Enfin, la composition de la juridiction d’assises à Mayotte sera modifiée et son fonctionnement de fait amélioré, de manière à tenir compte de la situation particulière de notre île, tout en garantissant l’égalité devant la loi pénale pour les personnes résidant outre-mer.

En revanche, je regrette que trois de mes amendements, relatifs à la fiscalité locale et l’adaptation du droit du sol à Mayotte, aient été repoussés. La spécificité et l’insoutenabilité de la situation de l’île en matière fiscale et migratoire les rendaient pourtant indispensables. C’est la raison pour laquelle j’ai redéposé ces amendements en séance. J’y reviendrai donc plus longuement au moment de leur discussion, car il me semble qu’un véritable débat doit être engagé sur ces questions devant la représentation nationale.

Nous en avons tous pleinement conscience, il faudra du temps et de la patience pour mettre en œuvre toutes ces dispositions. D’une part, parce que nos territoires sont très différents les uns des autres en matière de géographie, de climat ou encore d’histoire institutionnelle. D’autre part, parce qu’il faudra échelonner ces mesures afin de ne pas surcharger le budget de l’État en ces temps difficiles.

Néanmoins, ce projet de loi, très attendu par les 2,75 millions de Français qui vivent en outre-mer, assurera, j’en suis convaincu, la convergence de nos territoires avec l’Hexagone. Il témoigne d’une réelle prise de conscience du retard accumulé et de l’urgence à y apporter des réponses. C’est la raison pour laquelle le groupe socialiste et républicain du Sénat votera en faveur de ce texte.
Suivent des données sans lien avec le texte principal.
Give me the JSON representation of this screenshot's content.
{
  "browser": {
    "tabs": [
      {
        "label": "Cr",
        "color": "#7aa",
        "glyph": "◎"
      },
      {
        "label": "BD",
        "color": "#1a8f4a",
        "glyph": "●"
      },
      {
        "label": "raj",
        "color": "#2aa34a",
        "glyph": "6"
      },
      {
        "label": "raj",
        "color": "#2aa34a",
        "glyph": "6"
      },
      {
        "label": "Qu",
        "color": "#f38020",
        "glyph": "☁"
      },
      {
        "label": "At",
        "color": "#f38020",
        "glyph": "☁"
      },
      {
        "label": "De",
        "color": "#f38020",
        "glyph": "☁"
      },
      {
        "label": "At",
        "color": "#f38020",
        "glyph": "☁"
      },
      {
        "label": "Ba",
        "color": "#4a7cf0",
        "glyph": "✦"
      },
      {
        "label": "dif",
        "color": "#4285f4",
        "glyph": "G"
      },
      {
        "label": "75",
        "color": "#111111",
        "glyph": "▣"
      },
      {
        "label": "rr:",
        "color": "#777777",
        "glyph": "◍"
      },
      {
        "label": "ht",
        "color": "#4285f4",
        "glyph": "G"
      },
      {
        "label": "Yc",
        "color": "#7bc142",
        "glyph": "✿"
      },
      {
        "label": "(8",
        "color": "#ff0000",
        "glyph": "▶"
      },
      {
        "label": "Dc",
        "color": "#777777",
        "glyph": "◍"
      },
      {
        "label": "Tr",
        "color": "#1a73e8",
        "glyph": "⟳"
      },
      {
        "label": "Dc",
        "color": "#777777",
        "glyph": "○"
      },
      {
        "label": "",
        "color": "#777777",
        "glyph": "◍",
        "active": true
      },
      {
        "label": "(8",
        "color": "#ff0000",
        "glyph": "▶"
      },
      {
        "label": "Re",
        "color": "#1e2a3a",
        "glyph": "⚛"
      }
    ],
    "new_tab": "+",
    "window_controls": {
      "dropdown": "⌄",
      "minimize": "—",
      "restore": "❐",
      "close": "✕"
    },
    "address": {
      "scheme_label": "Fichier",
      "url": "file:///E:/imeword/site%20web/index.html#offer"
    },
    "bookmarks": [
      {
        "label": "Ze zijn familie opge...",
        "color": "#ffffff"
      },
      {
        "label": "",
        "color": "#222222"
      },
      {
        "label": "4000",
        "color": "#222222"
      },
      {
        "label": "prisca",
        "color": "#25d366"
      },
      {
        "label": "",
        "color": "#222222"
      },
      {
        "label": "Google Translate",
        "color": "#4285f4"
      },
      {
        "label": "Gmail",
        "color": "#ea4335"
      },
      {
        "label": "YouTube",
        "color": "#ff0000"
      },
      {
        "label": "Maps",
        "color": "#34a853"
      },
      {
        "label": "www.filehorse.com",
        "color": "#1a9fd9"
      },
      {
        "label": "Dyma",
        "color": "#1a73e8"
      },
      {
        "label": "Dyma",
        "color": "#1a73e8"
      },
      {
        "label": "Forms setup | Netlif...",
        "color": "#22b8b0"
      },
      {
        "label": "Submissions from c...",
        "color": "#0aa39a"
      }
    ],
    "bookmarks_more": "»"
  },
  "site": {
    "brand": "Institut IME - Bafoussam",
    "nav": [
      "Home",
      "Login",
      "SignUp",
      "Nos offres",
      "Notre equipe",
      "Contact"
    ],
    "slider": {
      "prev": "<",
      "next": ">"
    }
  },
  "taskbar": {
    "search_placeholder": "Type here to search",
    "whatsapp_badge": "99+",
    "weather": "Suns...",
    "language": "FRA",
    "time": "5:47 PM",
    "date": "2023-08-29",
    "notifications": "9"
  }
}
J’en terminerai en remerciant la ministre pour la qualité de son écoute, le rapporteur et les rapporteurs pour avis pour la qualité de leur travail et les sénateurs qui ont participé – et cela ne fait que commencer – à l’enrichissement de ce texte. (Applaudissements sur les travées du groupe socialiste et républicain et du groupe écologiste, ainsi que sur certaines travées du RDSE.)
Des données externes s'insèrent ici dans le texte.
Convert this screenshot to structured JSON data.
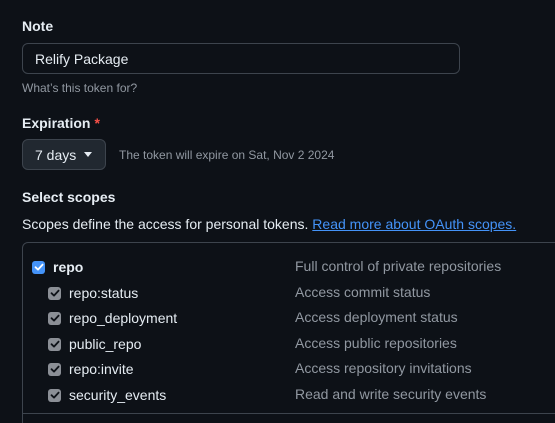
{
  "note": {
    "label": "Note",
    "value": "Relify Package",
    "hint": "What’s this token for?"
  },
  "expiration": {
    "label": "Expiration",
    "required_mark": "*",
    "selected": "7 days",
    "expire_text": "The token will expire on Sat, Nov 2 2024"
  },
  "scopes": {
    "title": "Select scopes",
    "description": "Scopes define the access for personal tokens.",
    "link_text": "Read more about OAuth scopes.",
    "items": [
      {
        "name": "repo",
        "description": "Full control of private repositories",
        "checked": true,
        "main": true
      },
      {
        "name": "repo:status",
        "description": "Access commit status",
        "checked": true,
        "main": false
      },
      {
        "name": "repo_deployment",
        "description": "Access deployment status",
        "checked": true,
        "main": false
      },
      {
        "name": "public_repo",
        "description": "Access public repositories",
        "checked": true,
        "main": false
      },
      {
        "name": "repo:invite",
        "description": "Access repository invitations",
        "checked": true,
        "main": false
      },
      {
        "name": "security_events",
        "description": "Read and write security events",
        "checked": true,
        "main": false
      }
    ]
  },
  "colors": {
    "accent": "#4493f8",
    "required": "#f85149",
    "background": "#0d1117"
  }
}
M. le président. La parole est à Mme Gélita Hoarau.

Mme Gélita Hoarau. Monsieur le président, madame la ministre, mes chers collègues, au lendemain de la Seconde Guerre mondiale, les populations de ce qu’on appelait « les quatre vieilles colonies » – la Guadeloupe, la Guyane, la Martinique et La Réunion – étaient dans un état de misère effroyable du fait des années de guerre, bien sûr, mais aussi et surtout du fait de leur statut colonial. Les progressistes de ces pays devenus parlementaires, Césaire, Bissol, Monnerville et Vergès, ont fait voter à l’unanimité une loi qui mettait fin officiellement au régime colonial et donnait à ces colonies le statut de département.
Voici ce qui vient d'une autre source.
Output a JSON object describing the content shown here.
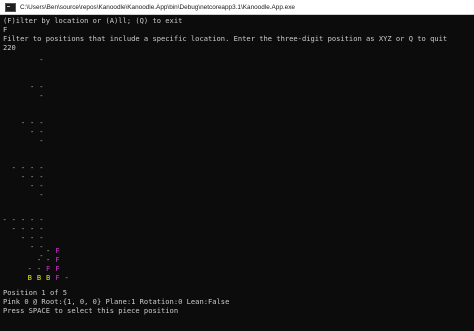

Cette loi d’intégration votée le 19 mars 1946 était proclamée comme une loi d’égalité. Elle prévoyait dans son article 2 que, au 1er janvier 1947, toutes les lois sociales existantes en France seraient étendues à tous les habitants de ces nouveaux départements. On connaît la suite.

Cette loi a été trahie par tous les gouvernements qui se sont succédé depuis 1946, et cela, quelle qu’ait été leur couleur politique. Il a, par exemple, fallu attendre plus de cinquante ans, après des luttes populaires acharnées, pour obtenir l’égalité sociale dans les DOM au niveau tant du SMIC, des allocations familiales que d’autres prestations sociales.

Mais l’égalité n’est pas seulement sociale. D’autres marqueurs doivent être pris en compte, tels que le PIB par habitant, l’IDH, voire l’indice de Gini. De ce point de vue, l’égalité est loin d’être réalisée, et les écarts entre les départements d’outre-mer et la France sont considérables. C’est ce constat unanimement reconnu qui ont conduit le Président de la République et le Gouvernement à présenter le projet de loi de programmation relatif à l’égalité réelle outre-mer que nous avons à examiner.

Malheureusement, ce projet de loi ne donne pas la définition exacte de l’égalité réelle. L’exposé des motifs dit qu’elle est multidimensionnelle et qu’elle vise à combler les écarts constatés entre les outre-mer et la France hexagonale dans les droits économiques et sociaux des populations. Soulignons quelques-uns de ces écarts.

Quand le taux de chômage est de 9 % en France, il est de près de 30 % à La Réunion, ce qui correspondrait à 11 millions de chômeurs en France. Ramener le taux de chômage de La Réunion à celui de la France nécessiterait de créer 13 000 emplois dans l’île chaque année pendant dix ans, alors que La Réunion n’en crée pas 3 000 par an.

À La Réunion, près de la moitié de la population vit en dessous du seuil de pauvreté. Rapporté à la France, ce taux correspondrait à 30 millions de pauvres. On pourrait continuer de la sorte cette énumération…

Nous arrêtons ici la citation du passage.